In der Vergangenheit habe es den Verdacht gegeben, "dass es sich die Mächtigen und Reichen bei der Justiz richten können", schilderte die Ministerin. Das gehe unter den Grünen nicht. Ihr Auftrag, sei es, dass Justiz unabhängig ist. "Ich kann versprechen, dass wir Güne immer dorthin schauen werden, wo es Missstände und Verdachtsmomente gibt", hielt sie fest.

Debatte doch nicht hinter verschlossenen Türen

Irritation gab es zunächst bei den Medienvertretern. Anders als bei bisherigen Bundeskongressen hätte der Nachmittag nicht medienöffentlich abgehalten werden sollen. Nach anfänglicher Kritik am Ausschluss der Medien von der Debatte zur Statutenänderung, dürften Medienvertreter dann doch anwesend sein.

Bei der Debatte um die Statutenänderung wurde es zum ersten Mal etwas hitziger. Die Frage war, ob dadurch das basisdemokratischen Prinzip, das zur grünen DNA gehört, gefährdet wird. Hierzu wurden im Vorfeld einige Abänderungsanträge eingebracht und nach Gesprächen gestern wieder zurückgezogen.

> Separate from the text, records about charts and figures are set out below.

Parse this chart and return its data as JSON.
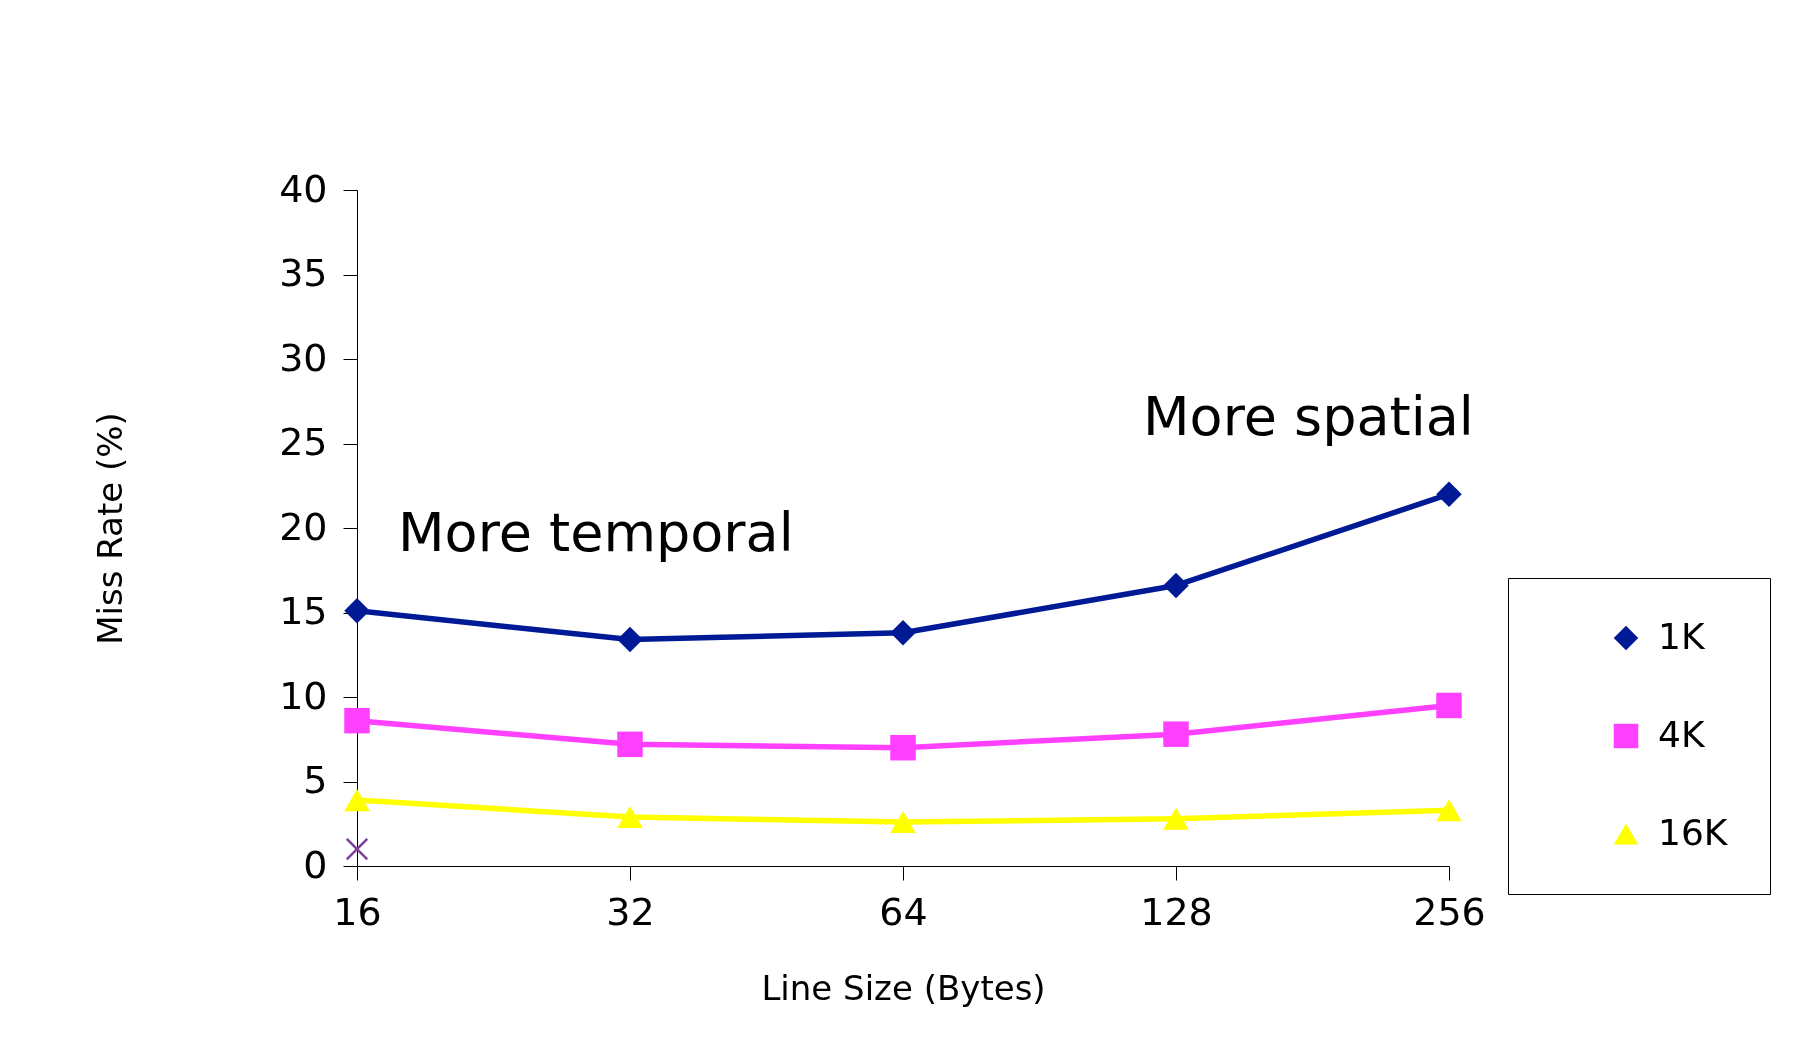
{
  "chart_data": {
    "type": "line",
    "xlabel": "Line Size (Bytes)",
    "ylabel": "Miss Rate (%)",
    "categories": [
      "16",
      "32",
      "64",
      "128",
      "256"
    ],
    "ylim": [
      0,
      40
    ],
    "yticks": [
      0,
      5,
      10,
      15,
      20,
      25,
      30,
      35,
      40
    ],
    "grid": false,
    "legend": "right",
    "annotations": [
      "More temporal",
      "More spatial"
    ],
    "series": [
      {
        "name": "1K",
        "color": "#001a96",
        "marker": "diamond",
        "values": [
          15.1,
          13.4,
          13.8,
          16.6,
          22.0
        ]
      },
      {
        "name": "4K",
        "color": "#ff40ff",
        "marker": "square",
        "values": [
          8.6,
          7.2,
          7.0,
          7.8,
          9.5
        ]
      },
      {
        "name": "16K",
        "color": "#ffff00",
        "marker": "triangle",
        "values": [
          3.9,
          2.9,
          2.6,
          2.8,
          3.3
        ]
      },
      {
        "type": "scatter",
        "color": "#7f3f98",
        "marker": "cross",
        "values": [
          1.0,
          null,
          null,
          null,
          null
        ]
      }
    ]
  }
}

Im Wesentlichen geht es darum, dass der Bundessprecher künftig in einer Urwahl gewählt werden soll und dafür mehr Macht bei der Listenerstellung für den Nationalrat erhält. 

Der Antrag auf die Änderung erreichte schließlich aber nicht die nötige Zwei-Drittel-Mehrheit und wurde somit abgelehnt. Kritiker sahen darin eine Abschaffung der Basisdemokratie.